Kabir Kumar's Shortform
post by Kabir Kumar (kabir-kumar) · 2024-11-03T17:03:01.824Z · LW · GW · 14 commentsContents
14 comments
14 comments
Comments sorted by top scores.
comment by Kabir Kumar (kabir-kumar) · 2024-12-05T00:13:12.734Z · LW(p) · GW(p)
ok, options.
- Review of 108 ai alignment plans
- write-up of Beyond Distribution - planned benchmark for alignment evals beyond a models distribution, send to the quant who just joined the team who wants to make it
- get familiar with the TPUs I just got access to
- run hhh and it's variants, testing the idea behind Beyond Distribution, maybe make a guide on itr
- continue improving site design
- fill out the form i said i was going to fill out and send today
- make progress on cross coders - would prob need to get familiar with those tpus
- writeup of ai-plans, the goal, the team, what we're doing, what we've done, etc
- writeup of the karma/voting system
- the video on how to do backprop by hand
- tutorial on how to train an sae
think Beyond Distribution writeup. he's waiting and i feel bad.
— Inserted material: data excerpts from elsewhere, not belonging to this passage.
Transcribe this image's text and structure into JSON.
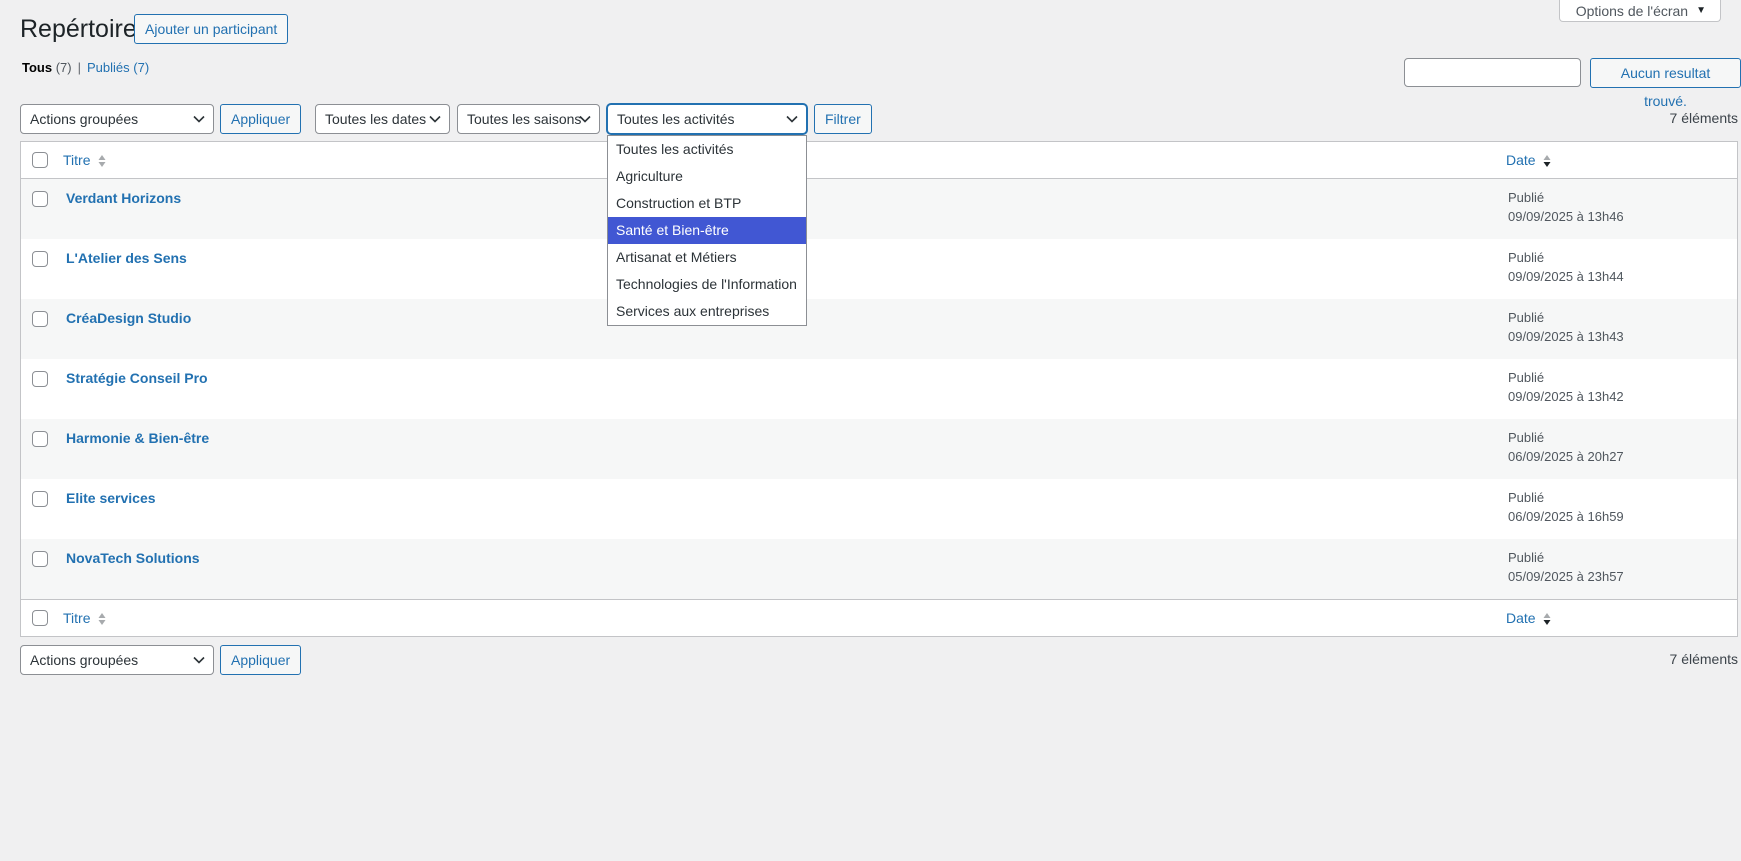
{
  "header": {
    "screen_options": "Options de l'écran",
    "title": "Repértoire",
    "add_button": "Ajouter un participant"
  },
  "views": {
    "all_label": "Tous",
    "all_count": "(7)",
    "separator": "|",
    "published_label": "Publiés",
    "published_count": "(7)"
  },
  "search": {
    "value": "",
    "button": "Aucun resultat trouvé."
  },
  "filters": {
    "bulk_actions": "Actions groupées",
    "apply": "Appliquer",
    "dates": "Toutes les dates",
    "seasons": "Toutes les saisons",
    "activities": "Toutes les activités",
    "filter_button": "Filtrer",
    "count": "7 éléments"
  },
  "activity_options": [
    "Toutes les activités",
    "Agriculture",
    "Construction et BTP",
    "Santé et Bien-être",
    "Artisanat et Métiers",
    "Technologies de l'Information",
    "Services aux entreprises"
  ],
  "activity_selected_index": 3,
  "table": {
    "col_title": "Titre",
    "col_date": "Date",
    "rows": [
      {
        "title": "Verdant Horizons",
        "status": "Publié",
        "date": "09/09/2025 à 13h46"
      },
      {
        "title": "L'Atelier des Sens",
        "status": "Publié",
        "date": "09/09/2025 à 13h44"
      },
      {
        "title": "CréaDesign Studio",
        "status": "Publié",
        "date": "09/09/2025 à 13h43"
      },
      {
        "title": "Stratégie Conseil Pro",
        "status": "Publié",
        "date": "09/09/2025 à 13h42"
      },
      {
        "title": "Harmonie & Bien-être",
        "status": "Publié",
        "date": "06/09/2025 à 20h27"
      },
      {
        "title": "Elite services",
        "status": "Publié",
        "date": "06/09/2025 à 16h59"
      },
      {
        "title": "NovaTech Solutions",
        "status": "Publié",
        "date": "05/09/2025 à 23h57"
      }
    ]
  },
  "bottom": {
    "bulk_actions": "Actions groupées",
    "apply": "Appliquer",
    "count": "7 éléments"
  },
  "colors": {
    "link": "#2271b1",
    "background": "#f0f0f1",
    "selected_option": "#4157d3"
  }
}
comment by Kabir Kumar (kabir-kumar) · 2024-11-03T17:03:02.193Z · LW(p) · GW(p)
btw, thoughts on this for 'the alignment problem'?
"A robust, generalizable, scalable, method to make an AI model which will do set [A] of things as much as it can and not do set [B] of things as much as it can, where you can freely change [A] and [B]"
↑ comment by Seth Herd · 2024-11-04T13:55:09.460Z · LW(p) · GW(p)
Freely changing an AGIs goals is corrigibility, which is a huge advantage if you can get it. See Max Harms' corrigibility sequence and my "instruction-following AGI is easier...."
The question is how a reliably get such a thing. Goalcrafting is one part of the problem, and I agree that those are good goals; the other and larger part is technical alignment, getting those desired goals to really work that way in the particular first AGI we get.
Replies from: kabir-kumar↑ comment by Kabir Kumar (kabir-kumar) · 2024-11-04T14:49:15.408Z · LW(p) · GW(p)
Yup, those are hard. Was just thinking of a definition for the alignment problem, since I've not really seen any good ones.
Replies from: Seth Herd↑ comment by Seth Herd · 2024-11-04T16:13:13.970Z · LW(p) · GW(p)
I'd say you're addressing the question of goalcrafting or selecting alignment targets.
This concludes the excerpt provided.